The first thing journalists and reviewers usually say when they refer to my mother is that she was a Holocaust survivor, as if this one event defined her for all time. Well, she was a Holocaust survivor, but it was not the essence of her life. When asked what she did, she always replied, “I am a writer.” And she bristled if anyone implied that because she did not leave her house and go to work every day, she had no job. Writing was her job; more than that, writing was her life. She was never more miserable than when she had a writer’s block and never happier than when she had a great idea for a story. When she was elderly and could not write much anymore, she would shake her head and say with regret, “I was happiest when I was writing.”
But writing is a lonely business, and it was especially lonely for someone writing in Yiddish. When her great work, “The Tree of Life,” was first published in Yiddish in 1972, she received letters from readers from all over the world and glowing reviews in the Yiddish press, which acclaimed it as one of the superior literary depictions of the Holocaust. But she could not convince an English-language publisher to take a chance on the novel until 2000.
In the wider world — that is, the English-speaking world — she was unknown, merely another obscure housewife who thought she could write. As she put it in her essay “Confessions of a Yiddish Writer”:
If writing is a lonely profession, then the Yiddish writer’s loneliness has an added dimension. Her readership has perished. Her language has gone up with the smoke of the crematoria. She creates in a vacuum, almost without a readership, out of fidelity to a vanished language; as if to prove that Nazism did not extinguish its last breath, that it is still alive.
She felt, she said, “like an anachronism, wandering across a page of history.”
Like most Yiddish writers, she required a translator, and so she gave birth to one — she gave birth to me. We began collaborating on translations of her works when I was 13 years old, and we never really stopped. Sometimes, she did most of the translating and I was merely an editor, as with her novels “Bociany” and “Of Lodz and Love,” for which she won the John Glassco Prize for Literary Translation. Sometimes, I did most of the work. This was especially true of the short story collection “Survivors,” and of “Letters to Abrasha,” her last novel, on which I am still at work. But mostly, we worked together and fought about words and meanings and transmutations of sentences.

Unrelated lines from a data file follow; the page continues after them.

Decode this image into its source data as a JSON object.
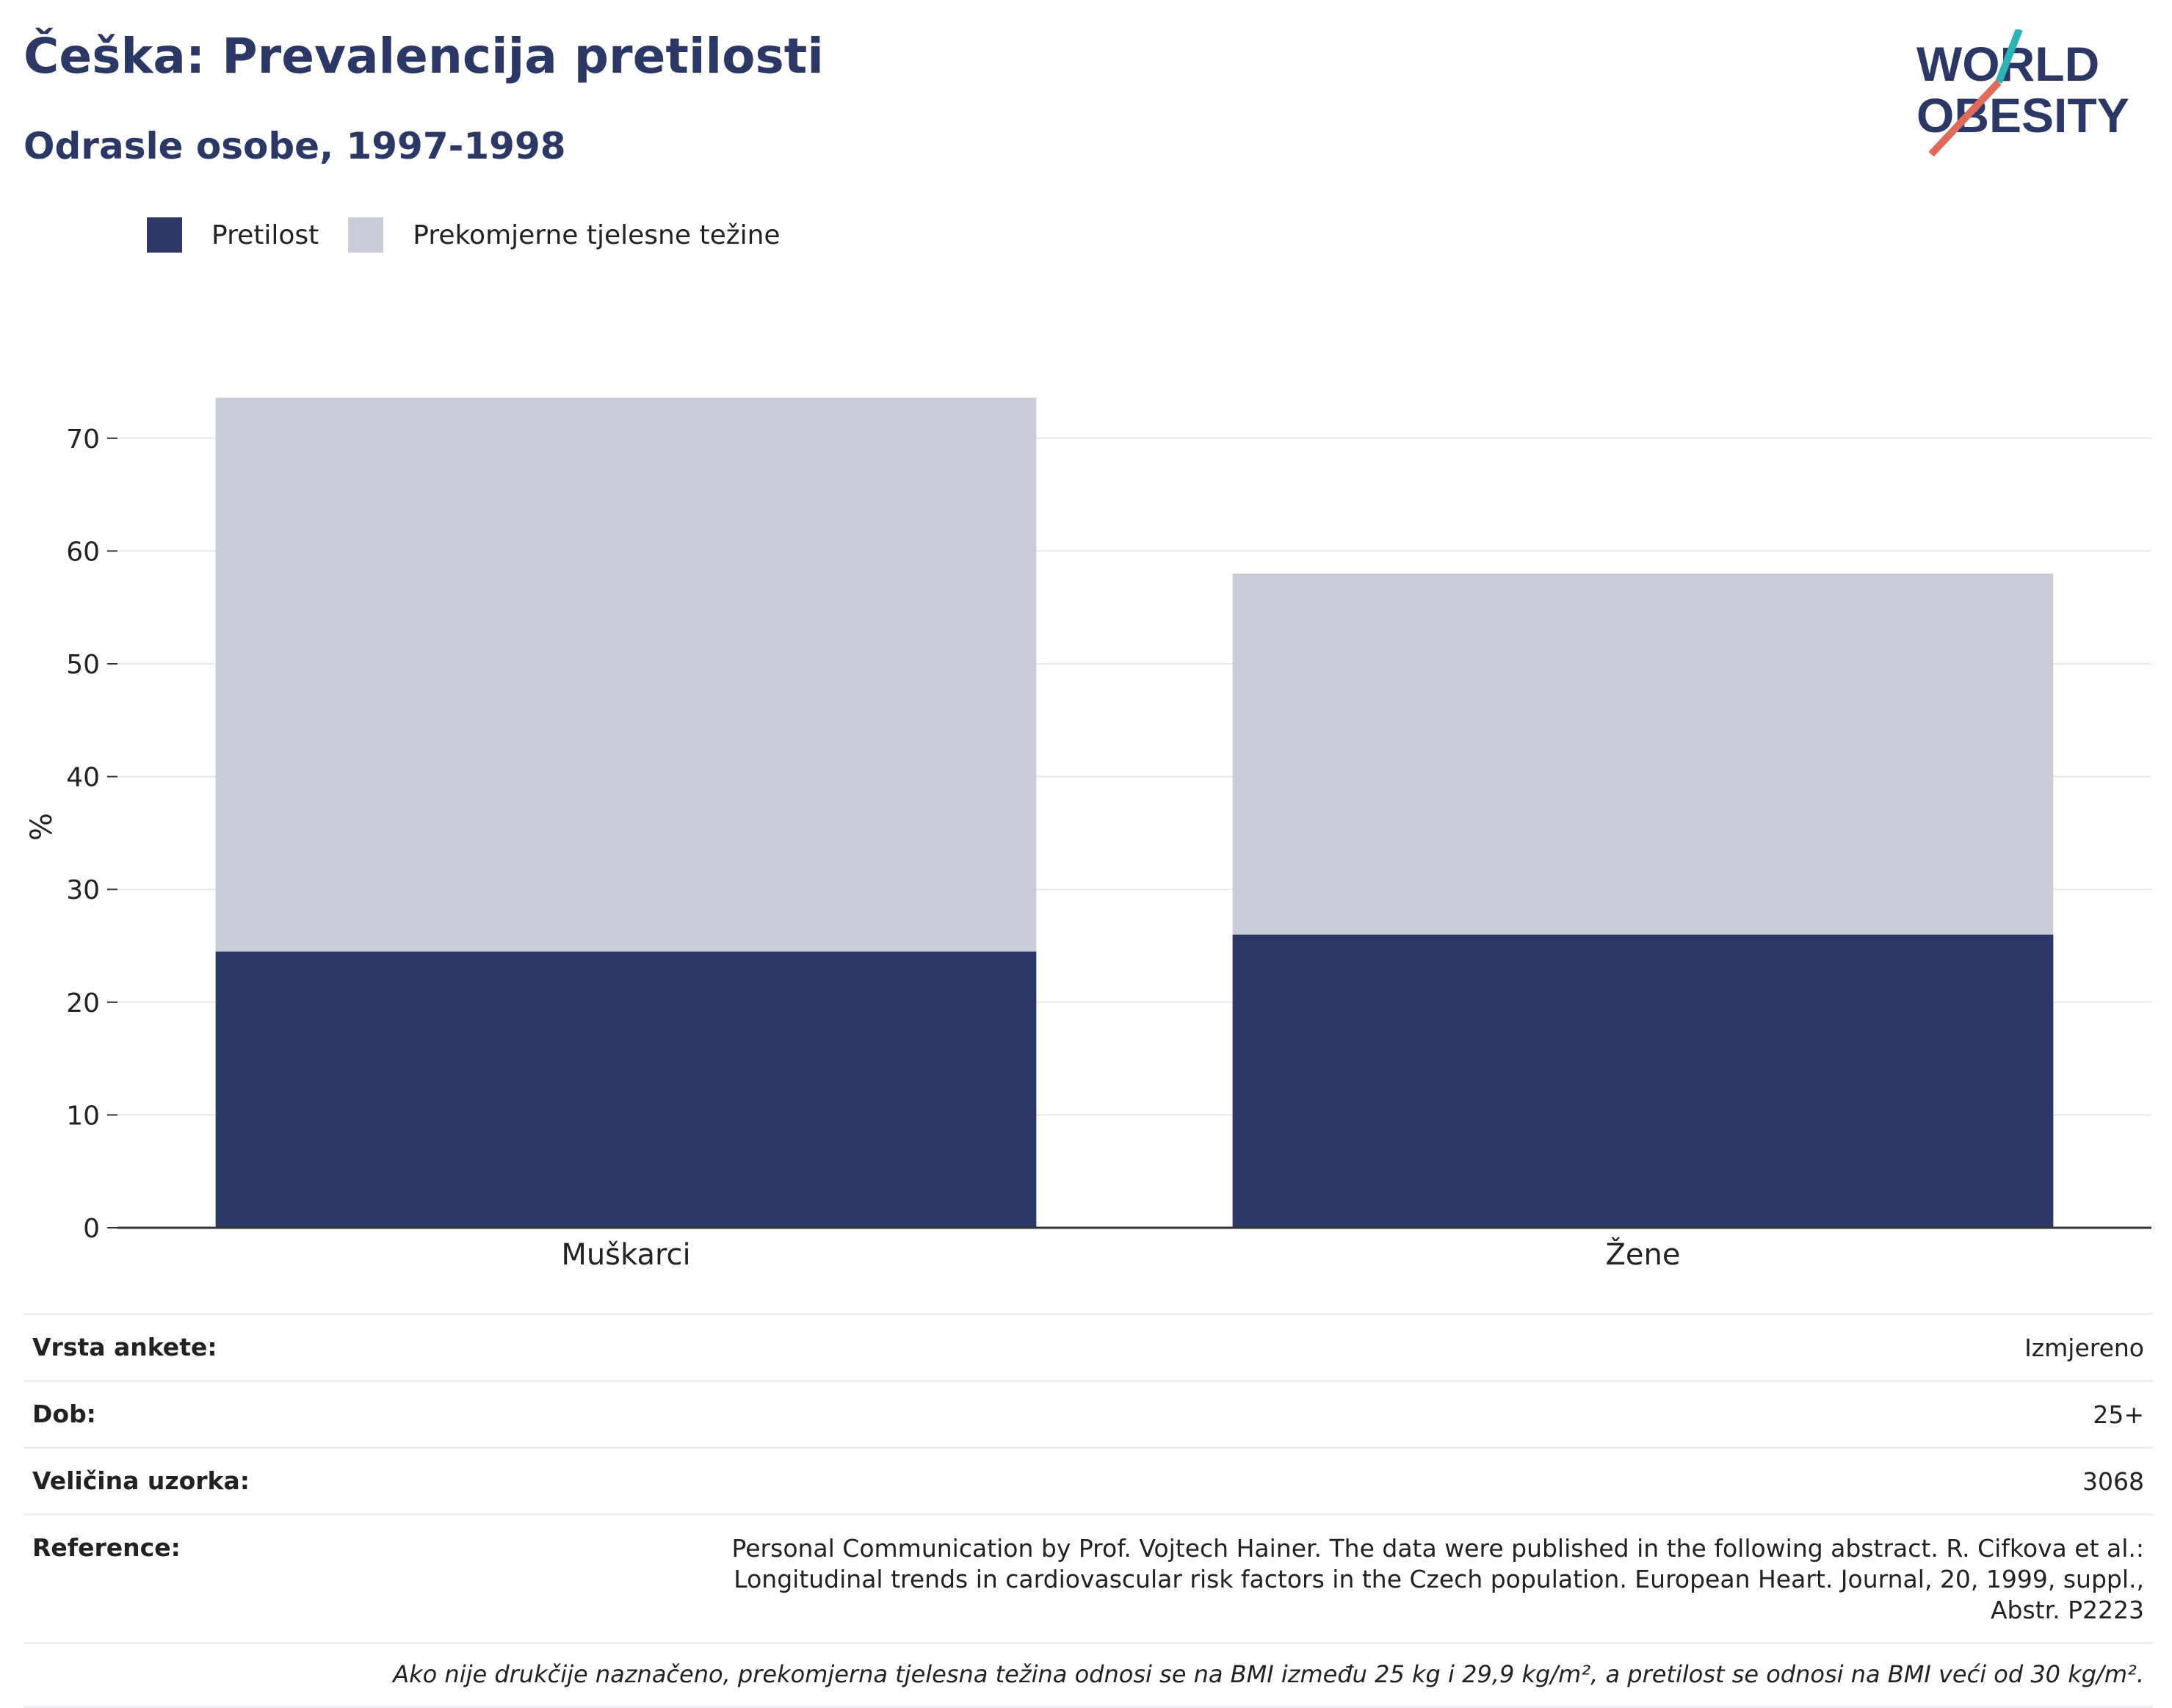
{
  "header": {
    "title": "Češka: Prevalencija pretilosti",
    "subtitle": "Odrasle osobe, 1997-1998"
  },
  "logo": {
    "line1": "WORLD",
    "line2": "OBESITY"
  },
  "legend": {
    "items": [
      {
        "label": "Pretilost",
        "color": "#2b3765"
      },
      {
        "label": "Prekomjerne tjelesne težine",
        "color": "#cacdd8"
      }
    ]
  },
  "chart_data": {
    "type": "bar",
    "stacked": true,
    "categories": [
      "Muškarci",
      "Žene"
    ],
    "series": [
      {
        "name": "Pretilost",
        "color": "#2b3765",
        "values": [
          24.5,
          26.0
        ]
      },
      {
        "name": "Prekomjerne tjelesne težine",
        "color": "#cacdd8",
        "values": [
          49.1,
          32.0
        ]
      }
    ],
    "ylabel": "%",
    "ylim": [
      0,
      75
    ],
    "yticks": [
      0,
      10,
      20,
      30,
      40,
      50,
      60,
      70
    ],
    "grid": true,
    "legend_position": "top-left"
  },
  "info": {
    "survey_type": {
      "label": "Vrsta ankete:",
      "value": "Izmjereno"
    },
    "age": {
      "label": "Dob:",
      "value": "25+"
    },
    "sample_size": {
      "label": "Veličina uzorka:",
      "value": "3068"
    },
    "reference": {
      "label": "Reference:",
      "value": "Personal Communication by Prof. Vojtech Hainer. The data were published in the following abstract. R. Cifkova et al.: Longitudinal trends in cardiovascular risk factors in the Czech population. European Heart. Journal, 20, 1999, suppl., Abstr. P2223"
    },
    "note": "Ako nije drukčije naznačeno, prekomjerna tjelesna težina odnosi se na BMI između 25 kg i 29,9 kg/m², a pretilost se odnosi na BMI veći od 30 kg/m²."
  }
}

In a sense, the tragedy of Yiddish — the fact that it went so quickly from being the lingua franca of the majority of the world’s Jews to being a language spoken by the very few — brought us together. We became more than simply mother and daughter; we became partners and collaborators in a great literary enterprise.
Literature was the all-in-all for my mother. When she was not writing it, she was reading it. She read novels and books of poetry. She read in Yiddish, in English, in French, in Polish. Her favorite non-fiction books were the biographies of other writers. My mother loved her children; she loved her garden; she loved my dogs. She loved flowers and magnificent landscapes like the open skies of the Canadian Prairies, where she spent her last years. But it was in the literary world that she found her true joy, her sense of purpose, her redemption from suffering and terrible memories. It was only while writing about the Holocaust that she could come to terms with it — and the same was true for the tragedy of her failed marriage.
My mother was sensitive to a fault, but she had the warmest heart and the sharpest mind. She believed in the value of the everyday, in the holiness of mundane things, because she had lived too much in interesting times. She had desperately wanted a happy, sedate family life without tension or betrayal or cruelty. She did not get it.
As you may imagine, I have many memories of my mother; some of the sweetest are very ordinary, such as shopping trips we made together, or going for walks with the dog, or of her wonderful chicken soup, which was the only thing she ever cooked that conformed to the stereotype of the Jewish mother. But my favorite memory is of the sight of my mother, sitting at her desk, so immersed in what she was writing that she did not hear what was said to her. When I saw her there, with her beautiful hazel eyes fixed dreamily on the distance — or, more accurately, fixed on the inner landscape of her imagination — I knew that all was well with the world and that life was good.
Goldie Morgentaler teaches English at the University of Lethbridge in Alberta, Canada.